Oak Lawn village forester Heather Green on Tuesday told the Village Board that between 460 and 500 trees are infested by the beetle and will have to be cut down. That number is up from the roughly 100 the village chopped down last year, she added.
Green presented village officials a map showing the locations of infested ash trees. The tree-killing beetle is present in all six trustee districts, with one of the largest areas of infestation involving 202 ash trees between 105th and 111th streets along Laverne Avenue, Green said. The village has the funding to remove the trees, but not replace them, she added.
"We have $50,000 in the budget to remove the trees, and an additional $40,000 to trim the trees," Green said. "That is all part of the budget for this year. We will not be using any external funds or grant money this year."
Adult emerald ash borers - green, shiny beetles that came here from Asia - infect ash trees by laying their eggs on the bark of healthy specimens.
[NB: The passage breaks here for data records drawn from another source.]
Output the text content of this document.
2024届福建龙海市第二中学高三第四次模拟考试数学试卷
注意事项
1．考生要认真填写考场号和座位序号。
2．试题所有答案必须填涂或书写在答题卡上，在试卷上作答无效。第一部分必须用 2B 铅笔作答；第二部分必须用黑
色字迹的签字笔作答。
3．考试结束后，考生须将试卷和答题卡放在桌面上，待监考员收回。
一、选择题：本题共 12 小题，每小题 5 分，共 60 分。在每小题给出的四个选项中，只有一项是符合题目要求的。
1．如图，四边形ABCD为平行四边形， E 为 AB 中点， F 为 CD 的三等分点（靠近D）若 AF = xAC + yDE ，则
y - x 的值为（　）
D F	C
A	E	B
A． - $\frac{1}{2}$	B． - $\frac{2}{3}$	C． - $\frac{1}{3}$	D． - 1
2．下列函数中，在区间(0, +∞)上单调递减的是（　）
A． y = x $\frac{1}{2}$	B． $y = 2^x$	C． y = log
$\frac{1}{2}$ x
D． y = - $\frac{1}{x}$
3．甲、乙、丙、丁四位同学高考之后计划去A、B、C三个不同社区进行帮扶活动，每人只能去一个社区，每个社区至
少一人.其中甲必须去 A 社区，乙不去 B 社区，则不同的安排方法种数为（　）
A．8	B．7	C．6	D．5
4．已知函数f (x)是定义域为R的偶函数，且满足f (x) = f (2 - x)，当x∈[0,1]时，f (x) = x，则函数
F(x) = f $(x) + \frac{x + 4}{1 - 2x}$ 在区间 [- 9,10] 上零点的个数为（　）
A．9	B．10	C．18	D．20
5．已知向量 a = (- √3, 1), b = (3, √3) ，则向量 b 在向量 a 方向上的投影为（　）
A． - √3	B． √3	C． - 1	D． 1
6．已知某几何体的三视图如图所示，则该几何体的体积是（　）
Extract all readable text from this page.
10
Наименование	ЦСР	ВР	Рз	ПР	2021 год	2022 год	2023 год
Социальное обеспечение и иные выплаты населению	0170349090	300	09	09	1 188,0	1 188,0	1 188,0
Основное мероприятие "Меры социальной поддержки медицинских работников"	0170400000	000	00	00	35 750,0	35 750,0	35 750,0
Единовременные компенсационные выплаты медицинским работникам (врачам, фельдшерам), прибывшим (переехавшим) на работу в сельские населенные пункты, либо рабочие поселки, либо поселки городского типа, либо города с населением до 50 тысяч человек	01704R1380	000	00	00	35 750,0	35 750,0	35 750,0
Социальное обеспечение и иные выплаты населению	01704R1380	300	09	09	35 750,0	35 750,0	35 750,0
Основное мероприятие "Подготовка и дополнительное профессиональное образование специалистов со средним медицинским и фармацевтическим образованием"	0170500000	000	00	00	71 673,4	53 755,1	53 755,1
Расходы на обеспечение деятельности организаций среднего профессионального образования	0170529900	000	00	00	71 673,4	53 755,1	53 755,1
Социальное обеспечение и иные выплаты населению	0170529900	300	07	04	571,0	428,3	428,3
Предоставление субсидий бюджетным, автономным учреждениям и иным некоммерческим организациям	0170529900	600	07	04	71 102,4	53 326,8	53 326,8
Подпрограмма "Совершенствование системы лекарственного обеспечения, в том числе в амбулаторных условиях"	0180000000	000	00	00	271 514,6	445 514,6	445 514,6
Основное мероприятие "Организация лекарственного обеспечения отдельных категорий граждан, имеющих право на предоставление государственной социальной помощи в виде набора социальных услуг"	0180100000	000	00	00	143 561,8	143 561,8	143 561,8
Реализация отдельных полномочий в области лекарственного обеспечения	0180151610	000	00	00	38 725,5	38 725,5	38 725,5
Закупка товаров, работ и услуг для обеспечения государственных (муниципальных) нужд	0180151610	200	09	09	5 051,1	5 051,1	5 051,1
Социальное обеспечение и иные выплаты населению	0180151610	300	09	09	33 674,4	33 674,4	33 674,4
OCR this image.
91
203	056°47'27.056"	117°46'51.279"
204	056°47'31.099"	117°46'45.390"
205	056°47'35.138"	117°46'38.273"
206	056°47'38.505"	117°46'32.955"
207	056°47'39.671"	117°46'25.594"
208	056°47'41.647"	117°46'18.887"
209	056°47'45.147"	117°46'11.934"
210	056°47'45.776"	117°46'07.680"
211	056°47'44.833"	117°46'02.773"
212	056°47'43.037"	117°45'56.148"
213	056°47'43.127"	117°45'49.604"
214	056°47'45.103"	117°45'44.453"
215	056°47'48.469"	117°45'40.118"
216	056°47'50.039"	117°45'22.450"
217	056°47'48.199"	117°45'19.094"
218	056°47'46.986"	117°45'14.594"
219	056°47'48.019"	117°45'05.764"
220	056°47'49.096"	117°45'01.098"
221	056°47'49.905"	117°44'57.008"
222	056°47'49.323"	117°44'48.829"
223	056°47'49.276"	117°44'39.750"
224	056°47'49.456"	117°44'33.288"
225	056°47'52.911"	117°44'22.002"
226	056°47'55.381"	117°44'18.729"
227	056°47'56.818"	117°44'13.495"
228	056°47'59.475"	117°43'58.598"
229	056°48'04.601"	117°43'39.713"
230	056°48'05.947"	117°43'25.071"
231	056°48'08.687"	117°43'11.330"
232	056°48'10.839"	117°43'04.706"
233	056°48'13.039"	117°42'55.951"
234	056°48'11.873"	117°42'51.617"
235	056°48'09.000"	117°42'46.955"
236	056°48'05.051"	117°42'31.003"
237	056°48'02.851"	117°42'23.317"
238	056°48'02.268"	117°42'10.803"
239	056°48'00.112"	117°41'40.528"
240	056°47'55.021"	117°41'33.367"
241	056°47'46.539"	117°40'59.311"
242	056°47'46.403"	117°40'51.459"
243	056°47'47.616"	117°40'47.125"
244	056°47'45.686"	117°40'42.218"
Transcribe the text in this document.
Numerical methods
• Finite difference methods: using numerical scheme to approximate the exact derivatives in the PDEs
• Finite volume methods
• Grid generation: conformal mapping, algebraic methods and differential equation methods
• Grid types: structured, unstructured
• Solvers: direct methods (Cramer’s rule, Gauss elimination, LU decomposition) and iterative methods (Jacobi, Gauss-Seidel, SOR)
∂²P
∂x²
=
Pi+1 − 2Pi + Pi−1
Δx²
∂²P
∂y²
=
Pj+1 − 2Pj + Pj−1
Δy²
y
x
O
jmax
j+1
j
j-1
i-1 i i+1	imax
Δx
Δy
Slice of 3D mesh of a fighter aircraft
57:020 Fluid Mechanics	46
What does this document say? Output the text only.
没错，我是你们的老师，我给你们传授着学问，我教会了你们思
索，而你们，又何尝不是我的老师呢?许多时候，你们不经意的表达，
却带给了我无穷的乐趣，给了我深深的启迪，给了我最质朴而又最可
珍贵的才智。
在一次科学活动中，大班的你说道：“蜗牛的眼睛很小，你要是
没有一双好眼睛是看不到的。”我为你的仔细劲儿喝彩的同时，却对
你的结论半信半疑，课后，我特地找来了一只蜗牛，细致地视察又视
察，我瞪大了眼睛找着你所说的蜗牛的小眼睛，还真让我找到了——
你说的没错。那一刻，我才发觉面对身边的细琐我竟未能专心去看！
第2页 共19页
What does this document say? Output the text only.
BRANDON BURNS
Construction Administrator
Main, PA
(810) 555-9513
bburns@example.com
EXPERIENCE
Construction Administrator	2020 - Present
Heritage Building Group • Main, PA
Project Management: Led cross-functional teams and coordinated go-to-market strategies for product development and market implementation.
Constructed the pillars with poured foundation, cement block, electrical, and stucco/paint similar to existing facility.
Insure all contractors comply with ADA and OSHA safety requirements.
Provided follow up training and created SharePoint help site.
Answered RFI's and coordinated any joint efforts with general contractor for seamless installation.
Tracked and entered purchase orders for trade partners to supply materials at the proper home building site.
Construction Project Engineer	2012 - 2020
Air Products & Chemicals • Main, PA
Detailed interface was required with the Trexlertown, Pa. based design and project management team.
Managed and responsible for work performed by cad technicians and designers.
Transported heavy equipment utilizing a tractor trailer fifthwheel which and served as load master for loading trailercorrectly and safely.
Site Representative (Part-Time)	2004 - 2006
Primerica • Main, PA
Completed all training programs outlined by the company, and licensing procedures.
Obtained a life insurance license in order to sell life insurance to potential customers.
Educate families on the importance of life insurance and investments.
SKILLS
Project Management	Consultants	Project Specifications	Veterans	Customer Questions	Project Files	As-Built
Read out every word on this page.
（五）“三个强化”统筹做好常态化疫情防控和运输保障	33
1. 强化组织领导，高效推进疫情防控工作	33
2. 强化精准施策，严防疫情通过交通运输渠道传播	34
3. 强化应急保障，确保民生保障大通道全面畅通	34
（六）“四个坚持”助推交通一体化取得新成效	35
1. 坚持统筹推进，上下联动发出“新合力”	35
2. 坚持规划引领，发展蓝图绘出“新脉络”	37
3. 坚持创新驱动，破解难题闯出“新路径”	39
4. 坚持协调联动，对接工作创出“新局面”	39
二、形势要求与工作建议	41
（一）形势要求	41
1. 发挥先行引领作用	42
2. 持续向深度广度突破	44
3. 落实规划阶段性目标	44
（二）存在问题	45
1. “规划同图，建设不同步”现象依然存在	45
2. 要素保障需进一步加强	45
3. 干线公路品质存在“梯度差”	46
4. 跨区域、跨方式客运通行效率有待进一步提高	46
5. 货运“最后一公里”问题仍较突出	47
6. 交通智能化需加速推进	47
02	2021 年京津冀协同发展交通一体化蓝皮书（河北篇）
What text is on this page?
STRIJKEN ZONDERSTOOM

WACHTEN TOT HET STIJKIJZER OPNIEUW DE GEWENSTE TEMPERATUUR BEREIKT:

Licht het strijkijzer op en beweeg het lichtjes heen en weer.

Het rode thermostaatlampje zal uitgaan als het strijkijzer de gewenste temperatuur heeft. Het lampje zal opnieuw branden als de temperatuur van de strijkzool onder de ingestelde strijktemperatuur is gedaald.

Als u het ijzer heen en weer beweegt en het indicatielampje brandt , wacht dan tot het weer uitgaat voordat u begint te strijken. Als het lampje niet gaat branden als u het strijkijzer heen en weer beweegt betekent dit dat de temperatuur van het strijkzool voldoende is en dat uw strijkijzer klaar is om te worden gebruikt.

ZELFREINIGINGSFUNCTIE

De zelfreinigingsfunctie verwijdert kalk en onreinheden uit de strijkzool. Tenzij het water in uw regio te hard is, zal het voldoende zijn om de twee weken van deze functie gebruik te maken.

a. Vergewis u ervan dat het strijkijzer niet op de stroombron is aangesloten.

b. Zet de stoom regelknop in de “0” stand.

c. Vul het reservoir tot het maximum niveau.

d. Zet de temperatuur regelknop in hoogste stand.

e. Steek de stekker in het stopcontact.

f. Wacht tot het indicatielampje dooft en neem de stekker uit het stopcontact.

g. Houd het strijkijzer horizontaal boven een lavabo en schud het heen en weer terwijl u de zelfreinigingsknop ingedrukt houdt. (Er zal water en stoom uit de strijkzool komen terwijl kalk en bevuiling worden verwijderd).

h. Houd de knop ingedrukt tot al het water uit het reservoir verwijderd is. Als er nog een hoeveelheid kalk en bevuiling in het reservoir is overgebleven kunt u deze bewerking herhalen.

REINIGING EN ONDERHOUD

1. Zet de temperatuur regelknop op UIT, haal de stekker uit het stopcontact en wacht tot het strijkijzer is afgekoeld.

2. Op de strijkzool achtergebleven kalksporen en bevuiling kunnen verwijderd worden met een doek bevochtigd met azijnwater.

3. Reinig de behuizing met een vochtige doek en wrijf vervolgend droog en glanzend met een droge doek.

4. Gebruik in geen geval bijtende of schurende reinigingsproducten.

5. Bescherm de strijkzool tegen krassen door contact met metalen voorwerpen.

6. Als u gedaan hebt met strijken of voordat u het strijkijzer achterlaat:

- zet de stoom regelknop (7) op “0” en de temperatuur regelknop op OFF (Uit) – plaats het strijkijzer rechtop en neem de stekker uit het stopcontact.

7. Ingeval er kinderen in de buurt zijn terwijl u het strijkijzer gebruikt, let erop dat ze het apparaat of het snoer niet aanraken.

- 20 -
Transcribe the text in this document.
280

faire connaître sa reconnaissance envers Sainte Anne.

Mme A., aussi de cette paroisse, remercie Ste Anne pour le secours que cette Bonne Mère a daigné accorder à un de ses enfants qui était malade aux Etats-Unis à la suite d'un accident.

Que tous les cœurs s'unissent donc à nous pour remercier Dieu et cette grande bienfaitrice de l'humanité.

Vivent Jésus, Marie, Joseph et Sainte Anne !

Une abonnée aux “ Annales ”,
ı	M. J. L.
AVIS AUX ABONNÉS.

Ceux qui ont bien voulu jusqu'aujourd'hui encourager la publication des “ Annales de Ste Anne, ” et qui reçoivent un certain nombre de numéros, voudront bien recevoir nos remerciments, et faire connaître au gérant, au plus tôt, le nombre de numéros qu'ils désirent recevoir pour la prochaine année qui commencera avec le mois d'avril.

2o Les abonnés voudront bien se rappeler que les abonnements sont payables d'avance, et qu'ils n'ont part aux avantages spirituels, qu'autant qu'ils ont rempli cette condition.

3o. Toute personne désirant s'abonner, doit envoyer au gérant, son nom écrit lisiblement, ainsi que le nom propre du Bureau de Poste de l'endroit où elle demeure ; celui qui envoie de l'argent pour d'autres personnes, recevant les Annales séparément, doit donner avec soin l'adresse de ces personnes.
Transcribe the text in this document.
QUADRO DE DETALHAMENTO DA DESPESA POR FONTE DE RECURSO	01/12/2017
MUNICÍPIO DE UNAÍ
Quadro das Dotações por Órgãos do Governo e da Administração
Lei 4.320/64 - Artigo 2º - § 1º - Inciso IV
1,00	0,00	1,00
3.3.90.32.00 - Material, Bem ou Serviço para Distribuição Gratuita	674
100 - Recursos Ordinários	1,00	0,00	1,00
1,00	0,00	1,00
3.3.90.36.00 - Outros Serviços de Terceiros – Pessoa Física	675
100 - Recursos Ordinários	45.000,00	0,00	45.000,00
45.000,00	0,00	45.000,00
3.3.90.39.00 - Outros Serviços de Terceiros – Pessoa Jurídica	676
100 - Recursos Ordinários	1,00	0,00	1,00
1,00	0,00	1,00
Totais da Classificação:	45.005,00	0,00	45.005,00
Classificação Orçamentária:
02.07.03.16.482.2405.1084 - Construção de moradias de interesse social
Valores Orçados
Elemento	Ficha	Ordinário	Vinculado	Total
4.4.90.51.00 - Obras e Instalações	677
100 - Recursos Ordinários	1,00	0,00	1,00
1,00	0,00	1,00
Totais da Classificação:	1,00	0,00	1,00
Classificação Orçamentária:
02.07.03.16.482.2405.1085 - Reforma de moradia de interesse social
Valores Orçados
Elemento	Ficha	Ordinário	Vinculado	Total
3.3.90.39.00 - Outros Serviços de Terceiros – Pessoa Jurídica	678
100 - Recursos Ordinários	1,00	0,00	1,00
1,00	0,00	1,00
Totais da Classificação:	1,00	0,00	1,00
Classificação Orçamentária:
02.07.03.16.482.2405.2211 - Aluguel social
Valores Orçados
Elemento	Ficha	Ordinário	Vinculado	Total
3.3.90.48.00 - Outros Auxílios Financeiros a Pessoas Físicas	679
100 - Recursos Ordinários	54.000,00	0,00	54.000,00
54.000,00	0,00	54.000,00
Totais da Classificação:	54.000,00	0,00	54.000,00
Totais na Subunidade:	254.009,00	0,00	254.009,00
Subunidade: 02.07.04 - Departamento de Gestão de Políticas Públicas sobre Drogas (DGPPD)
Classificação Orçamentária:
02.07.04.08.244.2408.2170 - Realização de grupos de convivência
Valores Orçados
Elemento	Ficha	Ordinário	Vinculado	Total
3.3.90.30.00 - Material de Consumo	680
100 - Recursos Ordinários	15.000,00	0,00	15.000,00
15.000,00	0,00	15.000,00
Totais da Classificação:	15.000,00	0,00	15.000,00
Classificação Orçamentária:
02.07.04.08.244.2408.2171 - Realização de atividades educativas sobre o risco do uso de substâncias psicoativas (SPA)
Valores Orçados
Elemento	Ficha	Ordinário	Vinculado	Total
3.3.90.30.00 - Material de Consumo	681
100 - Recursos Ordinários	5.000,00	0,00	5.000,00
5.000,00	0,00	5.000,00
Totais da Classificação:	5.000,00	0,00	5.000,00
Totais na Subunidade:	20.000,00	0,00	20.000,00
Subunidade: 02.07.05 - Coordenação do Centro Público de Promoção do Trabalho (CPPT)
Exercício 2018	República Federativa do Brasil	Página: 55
The larvae then burrow beneath the bark, feeding on the nutrients of the trees and damaging their nutrient transport system starting with the upper trunk and tree limbs. The damage causes the trees to starve, and the dying trees and branches are brittle and break easily.
"They eat the blood vessels of the tree, what brings nutrients and water to the tree," Green explained. "Once that is gone, the tree dies.
Green said she is working on securing grant funding for 2013. She hopes to get $30,000 in community development block grant fund, to plant new trees where the infested trees are being removed.